The scale of claims is significantly greater than in England.

One award in 2018-19 dated back 25 years and cost £429,000 in arrears alone.

UK auditor and comptroller general Kieran Donnelly said: "Substantial changes are necessary if the schemes are to be affordable in the future."

The current review of the UK Prison Service scheme should be joined by a similar, fundamental review of the PSNI scheme, the independent watchdog added.

He said: "Both reviews should provide clarity on the aims of the schemes and how these will be accomplished and how appropriate checks and balances can be established.

"The end-to-end process for the PSNI scheme needs to be simplified and streamlined, with reconsideration given to the respective roles of the PSNI, the Policing Board and the Department of Justice.

"In the interim, the public bodies involved should take action to address the most urgent issues."

Both schemes have seen costs increase substantially over the last five years, with £33.9m spent by PSNI and £2.3m by the Northern Ireland Prison Service in 2018-19.

Total liabilities are estimated at £488m for the PSNI and £53m for the Prison Service.

The scale of claims in Northern Ireland is significantly greater than in England.

The Policing Board receives an average of 12 claims per week.

London's Metropolitan Police Service, with more than 30,000 officers, receives around 20 applications each year.

No police service in England has more than 650 injury on duty awards in payment, while there are more than 2,800 in Northern Ireland, the Audit Office said.

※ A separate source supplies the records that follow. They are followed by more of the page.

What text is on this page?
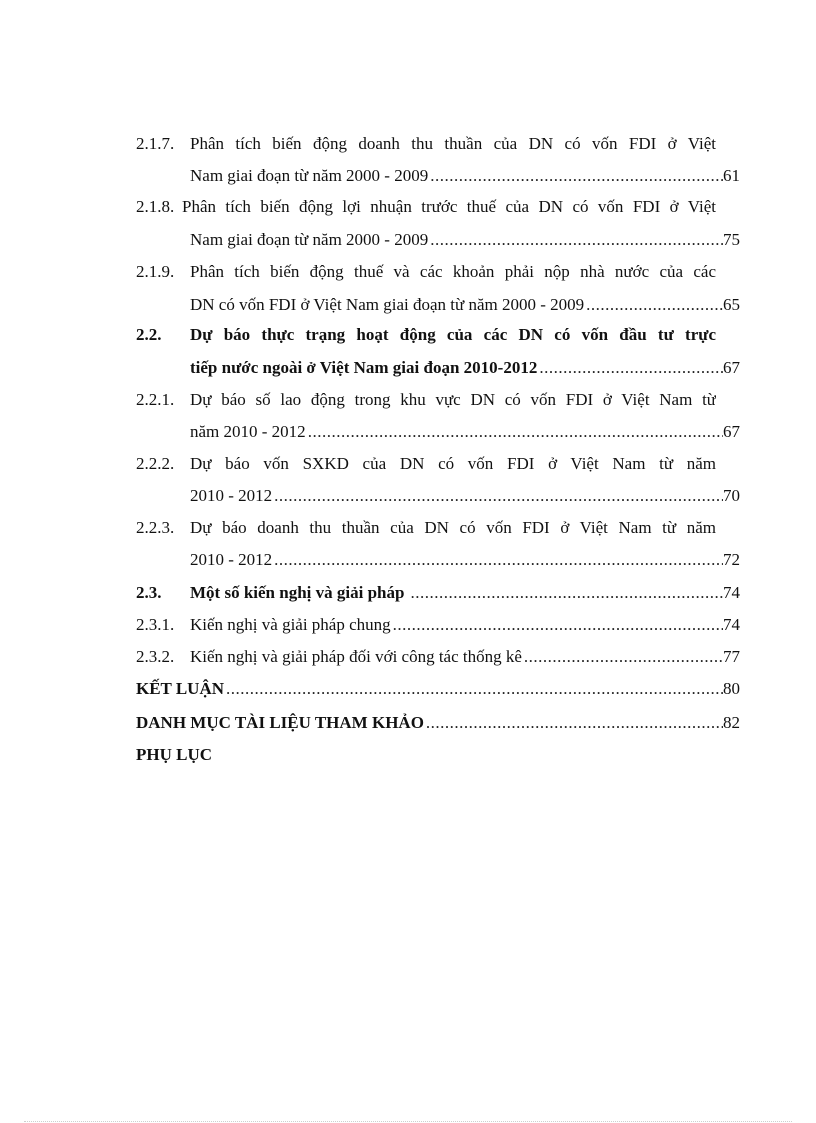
2.1.7. Phân tích biến động doanh thu thuần của DN có vốn FDI ở Việt
Nam giai đoạn từ năm 2000 - 2009 .....	61
2.1.8. Phân tích biến động lợi nhuận trước thuế của DN có vốn FDI ở Việt
Nam giai đoạn từ năm 2000 - 2009 .....	75
2.1.9. Phân tích biến động thuế và các khoản phải nộp nhà nước của các
DN có vốn FDI ở Việt Nam giai đoạn từ năm 2000 - 2009 .....	65
2.2. Dự báo thực trạng hoạt động của các DN có vốn đầu tư trực
tiếp nước ngoài ở Việt Nam giai đoạn 2010-2012 .....	67
2.2.1. Dự báo số lao động trong khu vực DN có vốn FDI ở Việt Nam từ
năm 2010 - 2012 .....	67
2.2.2. Dự báo vốn SXKD của DN có vốn FDI ở Việt Nam từ năm
2010 - 2012 .....	70
2.2.3. Dự báo doanh thu thuần của DN có vốn FDI ở Việt Nam từ năm
2010 - 2012 .....	72
2.3. Một số kiến nghị và giải pháp .....	74
2.3.1. Kiến nghị và giải pháp chung .....	74
2.3.2. Kiến nghị và giải pháp đối với công tác thống kê .....	77
KẾT LUẬN .....	80
DANH MỤC TÀI LIỆU THAM KHẢO .....	82
PHỤ LỤC
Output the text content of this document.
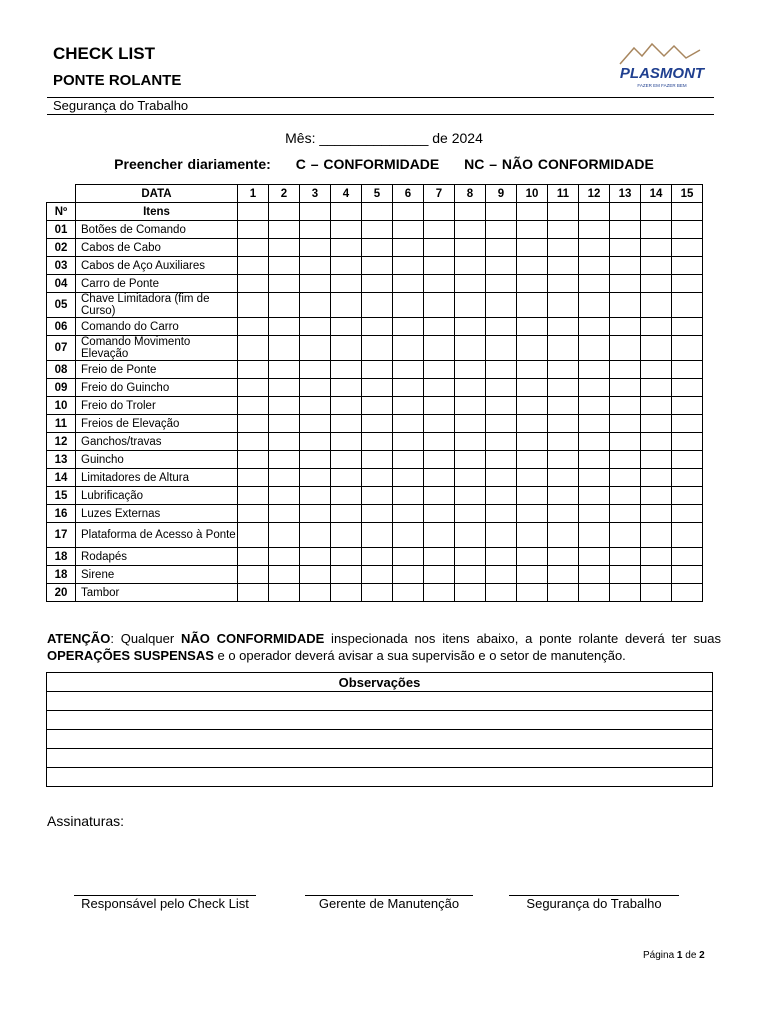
CHECK LIST
PONTE ROLANTE
Segurança do Trabalho
PLASMONT
FAZER EM FAZER BEM
Mês: ______________ de 2024
Preencher diariamente: C – CONFORMIDADE NC – NÃO CONFORMIDADE
	DATA	1	2	3	4	5	6	7	8	9	10	11	12	13	14	15
Nº	Itens															
01	Botões de Comando															
02	Cabos de Cabo															
03	Cabos de Aço Auxiliares															
04	Carro de Ponte															
05	Chave Limitadora (fim de Curso)															
06	Comando do Carro															
07	Comando Movimento Elevação															
08	Freio de Ponte															
09	Freio do Guincho															
10	Freio do Troler															
11	Freios de Elevação															
12	Ganchos/travas															
13	Guincho															
14	Limitadores de Altura															
15	Lubrificação															
16	Luzes Externas															
17	Plataforma de Acesso à Ponte															
18	Rodapés															
18	Sirene															
20	Tambor															
ATENÇÃO: Qualquer NÃO CONFORMIDADE inspecionada nos itens abaixo, a ponte rolante deverá ter suas OPERAÇÕES SUSPENSAS e o operador deverá avisar a sua supervisão e o setor de manutenção.
Observações

Assinaturas:
Responsável pelo Check List	Gerente de Manutenção	Segurança do Trabalho
Página 1 de 2
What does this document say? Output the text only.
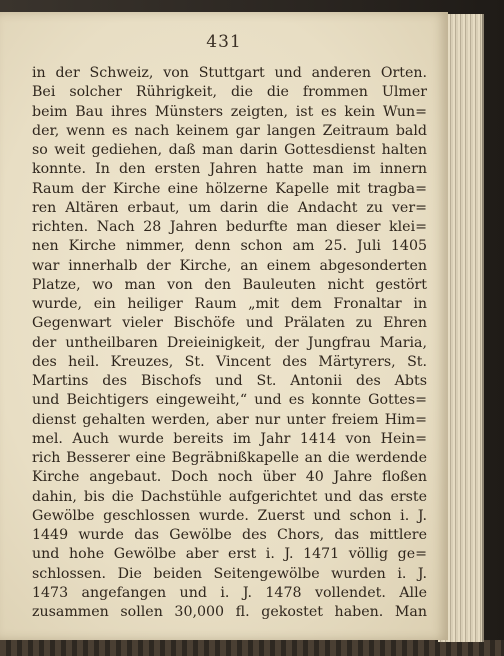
431
in der Schweiz, von Stuttgart und anderen Orten.
Bei solcher Rührigkeit, die die frommen Ulmer
beim Bau ihres Münsters zeigten, ist es kein Wun=
der, wenn es nach keinem gar langen Zeitraum bald
so weit gediehen, daß man darin Gottesdienst halten
konnte. In den ersten Jahren hatte man im innern
Raum der Kirche eine hölzerne Kapelle mit tragba=
ren Altären erbaut, um darin die Andacht zu ver=
richten. Nach 28 Jahren bedurfte man dieser klei=
nen Kirche nimmer, denn schon am 25. Juli 1405
war innerhalb der Kirche, an einem abgesonderten
Platze, wo man von den Bauleuten nicht gestört
wurde, ein heiliger Raum „mit dem Fronaltar in
Gegenwart vieler Bischöfe und Prälaten zu Ehren
der untheilbaren Dreieinigkeit, der Jungfrau Maria,
des heil. Kreuzes, St. Vincent des Märtyrers, St.
Martins des Bischofs und St. Antonii des Abts
und Beichtigers eingeweiht,“ und es konnte Gottes=
dienst gehalten werden, aber nur unter freiem Him=
mel. Auch wurde bereits im Jahr 1414 von Hein=
rich Besserer eine Begräbnißkapelle an die werdende
Kirche angebaut. Doch noch über 40 Jahre floßen
dahin, bis die Dachstühle aufgerichtet und das erste
Gewölbe geschlossen wurde. Zuerst und schon i. J.
1449 wurde das Gewölbe des Chors, das mittlere
und hohe Gewölbe aber erst i. J. 1471 völlig ge=
schlossen. Die beiden Seitengewölbe wurden i. J.
1473 angefangen und i. J. 1478 vollendet. Alle
zusammen sollen 30,000 fl. gekostet haben. Man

A Policing Board statement said: "The board is well aware of the challenging and complex nature of this area of work having previously commissioned and published a comprehensive review of the Police Pension Injury on Duty Scheme in 2014.

"At this time a range of recommendations including the need for legislative reform of the governing regulations and design of a simpler scheme were made.

"Given the significant cost implications and scale of the administration of the current Police Injury on Duty Scheme, the Board fully supports the NIAO view that reform and change is urgently needed and hopes this can now be progressed expeditiously."

In March last year, there were 2,881 injury awards in payments for former police officers and 181 for former prison officers.